- FireEye CEO Kevin Mandia explains how the global rules of engagement in cyberspace have eroded in recent years in an interview with CNBC's Jim Cramer.
- "Sooner or later, if you really want to be part of the global economy, you’re going to have to play by the rules," the CEO says.
- The lack of rules makes securing company data an increasingly challenging task, Mandia says.
The global rules of engagement for cyberspace have unraveled in recent years as rogue nations took advantage of their ability to hack companies like Sony Pictures, FireEye CEO Kevin Mandia told CNBC on Wednesday.
"What I've seen over the last three years is the rules of engagement have broken," Mandia, whose firm is partnered with more than 60 governments, told Jim Cramer in an exclusive "Mad Money" interview. "I'm not sure what's going to happen next for many nations with a modern capability."
The FireEye chief broke down how these unofficial rules have been eroded: in 2014, North Korean actors scrubbed the data at Sony Pictures after the studio released the controversial film "The Interview." In 2015, Russian hackers broke into the Pentagon's computers. In 2016, documents leaked by foreign hackers were center to a presidential election.
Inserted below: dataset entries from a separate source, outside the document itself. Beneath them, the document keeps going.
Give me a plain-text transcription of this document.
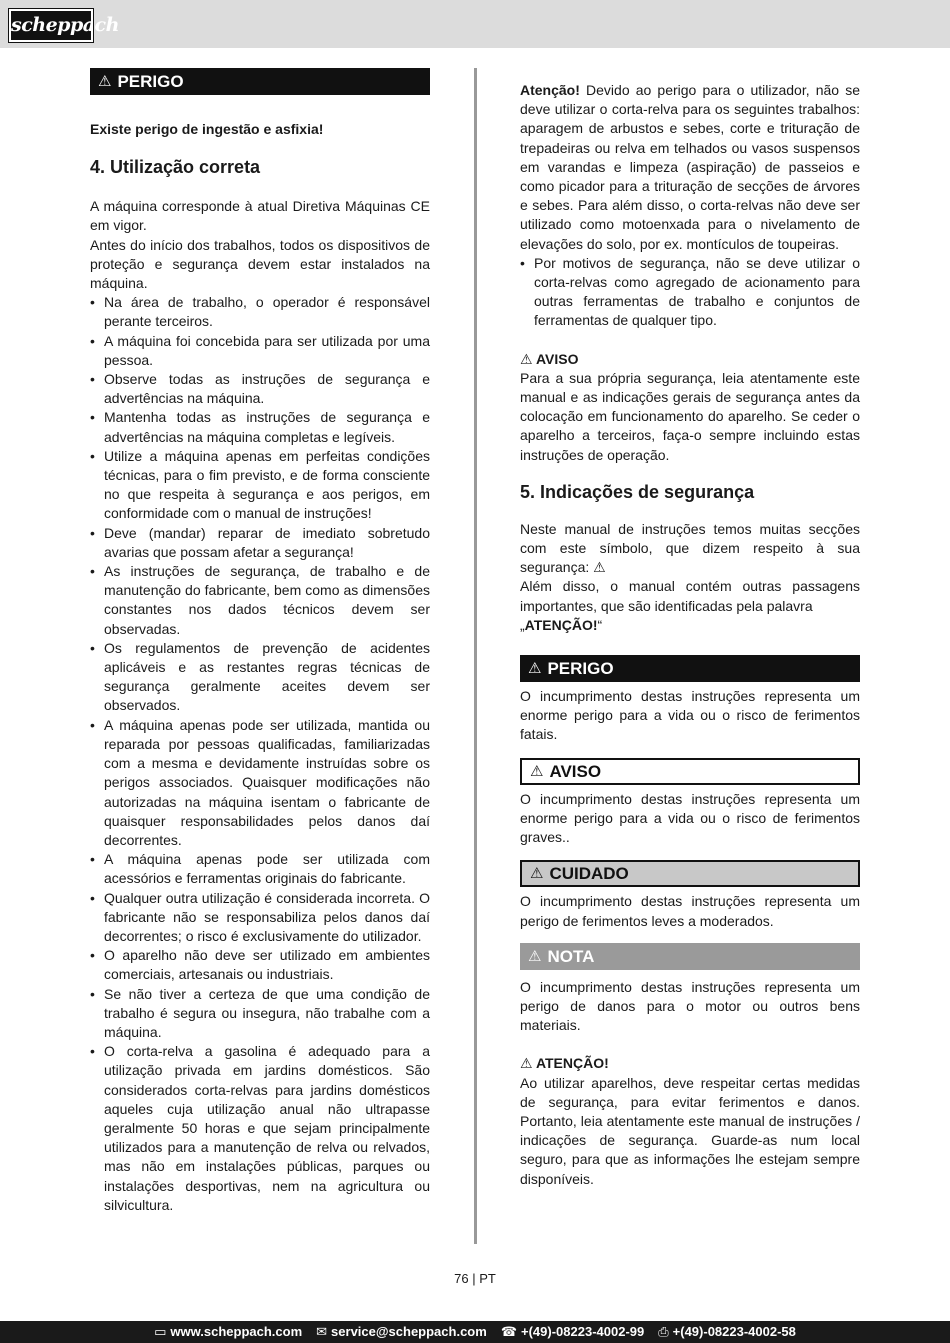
scheppach
⚠ PERIGO

Existe perigo de ingestão e asfixia!

4. Utilização correta

A máquina corresponde à atual Diretiva Máquinas CE em vigor.

Antes do início dos trabalhos, todos os dispositivos de proteção e segurança devem estar instalados na máquina.

• Na área de trabalho, o operador é responsável perante terceiros.
• A máquina foi concebida para ser utilizada por uma pessoa.
• Observe todas as instruções de segurança e advertências na máquina.
• Mantenha todas as instruções de segurança e advertências na máquina completas e legíveis.
• Utilize a máquina apenas em perfeitas condições técnicas, para o fim previsto, e de forma consciente no que respeita à segurança e aos perigos, em conformidade com o manual de instruções!
• Deve (mandar) reparar de imediato sobretudo avarias que possam afetar a segurança!
• As instruções de segurança, de trabalho e de manutenção do fabricante, bem como as dimensões constantes nos dados técnicos devem ser observadas.
• Os regulamentos de prevenção de acidentes aplicáveis e as restantes regras técnicas de segurança geralmente aceites devem ser observados.
• A máquina apenas pode ser utilizada, mantida ou reparada por pessoas qualificadas, familiarizadas com a mesma e devidamente instruídas sobre os perigos associados. Quaisquer modificações não autorizadas na máquina isentam o fabricante de quaisquer responsabilidades pelos danos daí decorrentes.
• A máquina apenas pode ser utilizada com acessórios e ferramentas originais do fabricante.
• Qualquer outra utilização é considerada incorreta. O fabricante não se responsabiliza pelos danos daí decorrentes; o risco é exclusivamente do utilizador.
• O aparelho não deve ser utilizado em ambientes comerciais, artesanais ou industriais.
• Se não tiver a certeza de que uma condição de trabalho é segura ou insegura, não trabalhe com a máquina.
• O corta-relva a gasolina é adequado para a utilização privada em jardins domésticos. São considerados corta-relvas para jardins domésticos aqueles cuja utilização anual não ultrapasse geralmente 50 horas e que sejam principalmente utilizados para a manutenção de relva ou relvados, mas não em instalações públicas, parques ou instalações desportivas, nem na agricultura ou silvicultura.

Atenção! Devido ao perigo para o utilizador, não se deve utilizar o corta-relva para os seguintes trabalhos: aparagem de arbustos e sebes, corte e trituração de trepadeiras ou relva em telhados ou vasos suspensos em varandas e limpeza (aspiração) de passeios e como picador para a trituração de secções de árvores e sebes. Para além disso, o corta-relvas não deve ser utilizado como motoenxada para o nivelamento de elevações do solo, por ex. montículos de toupeiras.

• Por motivos de segurança, não se deve utilizar o corta-relvas como agregado de acionamento para outras ferramentas de trabalho e conjuntos de ferramentas de qualquer tipo.
⚠ AVISO

Para a sua própria segurança, leia atentamente este manual e as indicações gerais de segurança antes da colocação em funcionamento do aparelho. Se ceder o aparelho a terceiros, faça-o sempre incluindo estas instruções de operação.

5. Indicações de segurança

Neste manual de instruções temos muitas secções com este símbolo, que dizem respeito à sua segurança: ⚠

Além disso, o manual contém outras passagens importantes, que são identificadas pela palavra

„ATENÇÃO!“

⚠ PERIGO

O incumprimento destas instruções representa um enorme perigo para a vida ou o risco de ferimentos fatais.

⚠ AVISO

O incumprimento destas instruções representa um enorme perigo para a vida ou o risco de ferimentos graves..

⚠ CUIDADO

O incumprimento destas instruções representa um perigo de ferimentos leves a moderados.

⚠ NOTA

O incumprimento destas instruções representa um perigo de danos para o motor ou outros bens materiais.

⚠ ATENÇÃO!

Ao utilizar aparelhos, deve respeitar certas medidas de segurança, para evitar ferimentos e danos. Portanto, leia atentamente este manual de instruções / indicações de segurança. Guarde-as num local seguro, para que as informações lhe estejam sempre disponíveis.

76 | PT
▭ www.scheppach.com ✉ service@scheppach.com ☎ +(49)-08223-4002-99 ⎙ +(49)-08223-4002-58
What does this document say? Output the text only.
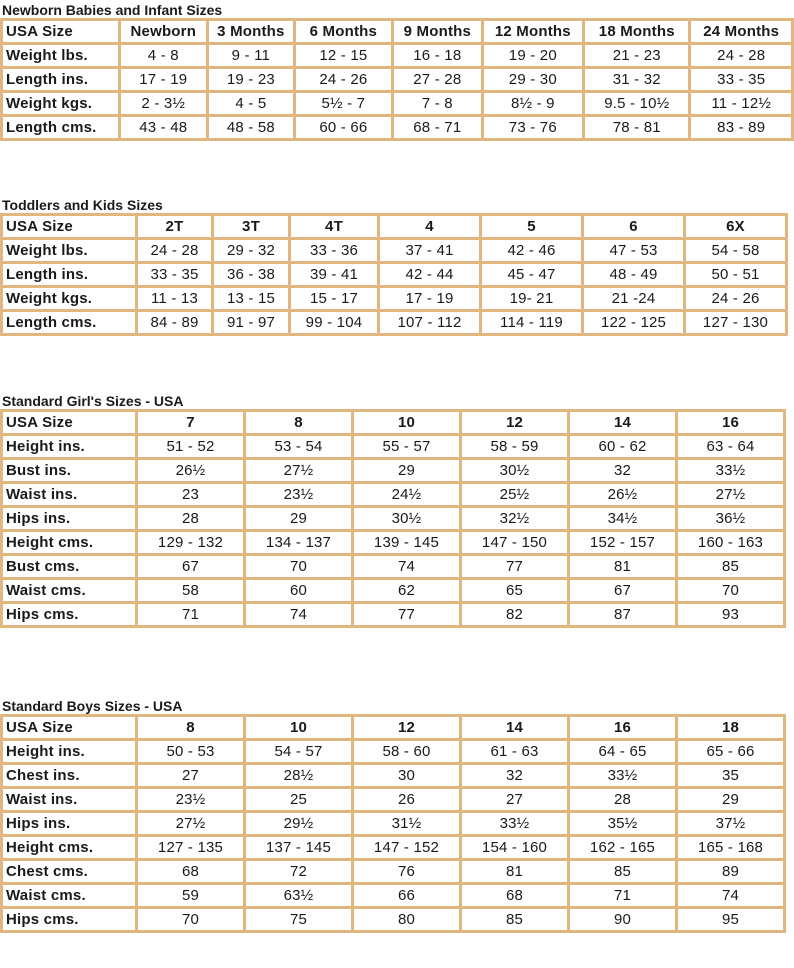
Newborn Babies and Infant Sizes
USA Size	Newborn	3 Months	6 Months	9 Months	12 Months	18 Months	24 Months
Weight lbs.	4 - 8	9 - 11	12 - 15	16 - 18	19 - 20	21 - 23	24 - 28
Length ins.	17 - 19	19 - 23	24 - 26	27 - 28	29 - 30	31 - 32	33 - 35
Weight kgs.	2 - 3½	4 - 5	5½ - 7	7 - 8	8½ - 9	9.5 - 10½	11 - 12½
Length cms.	43 - 48	48 - 58	60 - 66	68 - 71	73 - 76	78 - 81	83 - 89
Toddlers and Kids Sizes
USA Size	2T	3T	4T	4	5	6	6X
Weight lbs.	24 - 28	29 - 32	33 - 36	37 - 41	42 - 46	47 - 53	54 - 58
Length ins.	33 - 35	36 - 38	39 - 41	42 - 44	45 - 47	48 - 49	50 - 51
Weight kgs.	11 - 13	13 - 15	15 - 17	17 - 19	19- 21	21 -24	24 - 26
Length cms.	84 - 89	91 - 97	99 - 104	107 - 112	114 - 119	122 - 125	127 - 130
Standard Girl's Sizes - USA
USA Size	7	8	10	12	14	16
Height ins.	51 - 52	53 - 54	55 - 57	58 - 59	60 - 62	63 - 64
Bust ins.	26½	27½	29	30½	32	33½
Waist ins.	23	23½	24½	25½	26½	27½
Hips ins.	28	29	30½	32½	34½	36½
Height cms.	129 - 132	134 - 137	139 - 145	147 - 150	152 - 157	160 - 163
Bust cms.	67	70	74	77	81	85
Waist cms.	58	60	62	65	67	70
Hips cms.	71	74	77	82	87	93
Standard Boys Sizes - USA
USA Size	8	10	12	14	16	18
Height ins.	50 - 53	54 - 57	58 - 60	61 - 63	64 - 65	65 - 66
Chest ins.	27	28½	30	32	33½	35
Waist ins.	23½	25	26	27	28	29
Hips ins.	27½	29½	31½	33½	35½	37½
Height cms.	127 - 135	137 - 145	147 - 152	154 - 160	162 - 165	165 - 168
Chest cms.	68	72	76	81	85	89
Waist cms.	59	63½	66	68	71	74
Hips cms.	70	75	80	85	90	95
In 2017, Iranian actors performed more cyber-intrusions on U.S. systems than ever before.
"In 2018, we're all figuring out: where's the boundaries? Where does it end? How do we have rules?" Mandia said.
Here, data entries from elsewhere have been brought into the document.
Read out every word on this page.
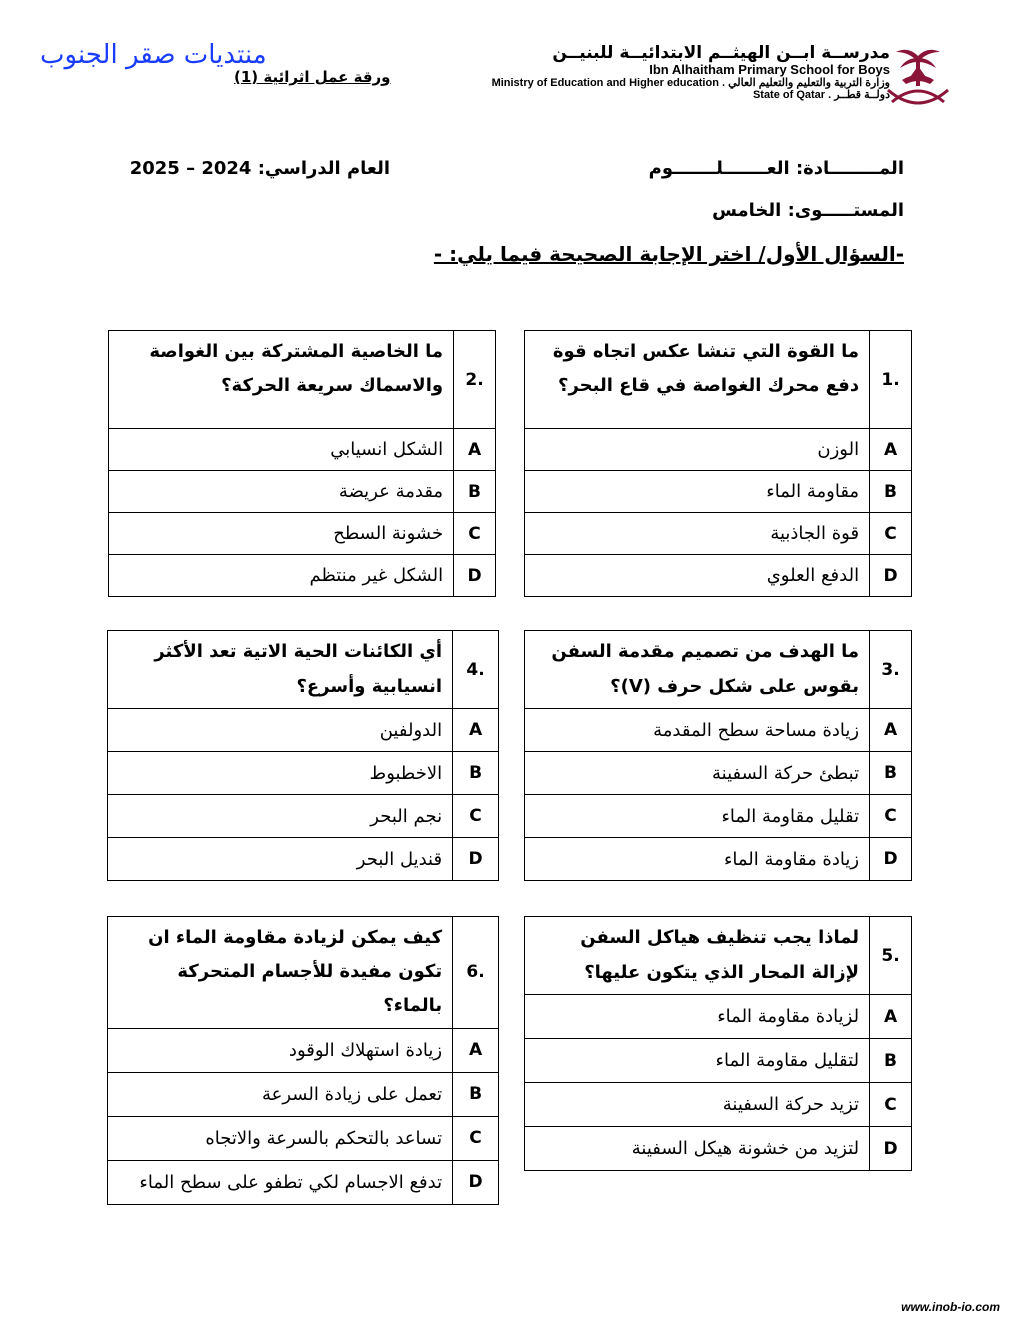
منتديات صقر الجنوب
ورقة عمل اثرائية (1)
مدرســة ابــن الهيثــم الابتدائيــة للبنيــن
Ibn Alhaitham Primary School for Boys
Ministry of Education and Higher education . وزارة التربية والتعليم والتعليم العالي
State of Qatar . دولــة قطــر
المــــــــادة: العـــــــلـــــــوم
العام الدراسي: 2024 – 2025
المستـــــوى: الخامس
-السؤال الأول/ اختر الإجابة الصحيحة فيما يلي: -
ما القوة التي تنشا عكس اتجاه قوة دفع محرك الغواصة في قاع البحر؟	1.
الوزن	A
مقاومة الماء	B
قوة الجاذبية	C
الدفع العلوي	D
ما الخاصية المشتركة بين الغواصة والاسماك سريعة الحركة؟	2.
الشكل انسيابي	A
مقدمة عريضة	B
خشونة السطح	C
الشكل غير منتظم	D
ما الهدف من تصميم مقدمة السفن بقوس على شكل حرف (V)؟	3.
زيادة مساحة سطح المقدمة	A
تبطئ حركة السفينة	B
تقليل مقاومة الماء	C
زيادة مقاومة الماء	D
أي الكائنات الحية الاتية تعد الأكثر انسيابية وأسرع؟	4.
الدولفين	A
الاخطبوط	B
نجم البحر	C
قنديل البحر	D
لماذا يجب تنظيف هياكل السفن لإزالة المحار الذي يتكون عليها؟	5.
لزيادة مقاومة الماء	A
لتقليل مقاومة الماء	B
تزيد حركة السفينة	C
لتزيد من خشونة هيكل السفينة	D
كيف يمكن لزيادة مقاومة الماء ان تكون مفيدة للأجسام المتحركة بالماء؟	6.
زيادة استهلاك الوقود	A
تعمل على زيادة السرعة	B
تساعد بالتحكم بالسرعة والاتجاه	C
تدفع الاجسام لكي تطفو على سطح الماء	D
www.inob-io.com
Now, foreign governments are hiring professional cyber-actors to either mount cyberattacks on U.S. companies or scour their systems for information, adding another layer of complexity to the job of security firms like FireEye, the CEO continued.
"You can't really expect every company to withstand a cyber-military attack. That's probably not the bar you want to set as a nation," he told Cramer, adding that these days, state-sponsored hackers are "people, probably in uniform, badging into a building" somewhere abroad.
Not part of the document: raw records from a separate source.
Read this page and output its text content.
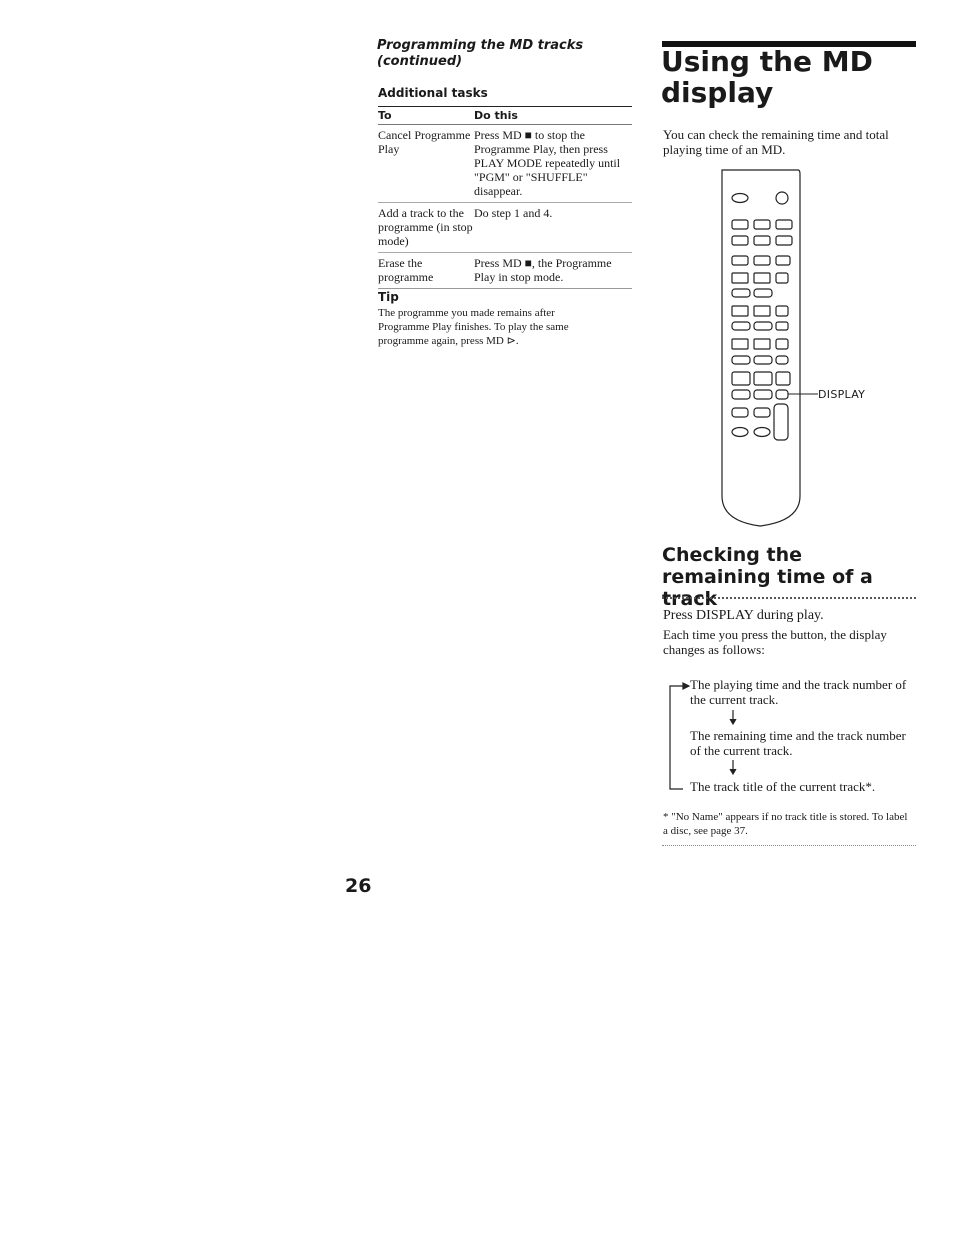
Programming the MD tracks (continued)
Additional tasks
To	Do this
Cancel Programme Play
Press MD ■ to stop the Programme Play, then press PLAY MODE repeatedly until "PGM" or "SHUFFLE" disappear.
Add a track to the programme (in stop mode)
Do step 1 and 4.
Erase the programme
Press MD ■, the Programme Play in stop mode.
Tip
The programme you made remains after Programme Play finishes. To play the same programme again, press MD ⊳.
26
Using the MD display
You can check the remaining time and total playing time of an MD.
DISPLAY
Checking the remaining time of a track
Press DISPLAY during play.
Each time you press the button, the display changes as follows:
The playing time and the track number of the current track.
The remaining time and the track number of the current track.
The track title of the current track*.
* "No Name" appears if no track title is stored. To label a disc, see page 37.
Mandia said that, eventually, the question that governments around the world will have to answer is what constitutes "fair game" for espionage. Many countries already have rules around traditional espionage, but cyber-spying is a new playing field that nations will collectively have to tackle.
And, unfortunately, no one company will ever perfect incident detection, the CEO argued.
"Outside looking in, a lot of people may have the response, 'I can't believe they lost this information.' Don't forget: there are professionals on the other side," Mandia said. "You're not going to pitch a perfect game in security every day. You're just not. And you're up against some of the best hackers in the world."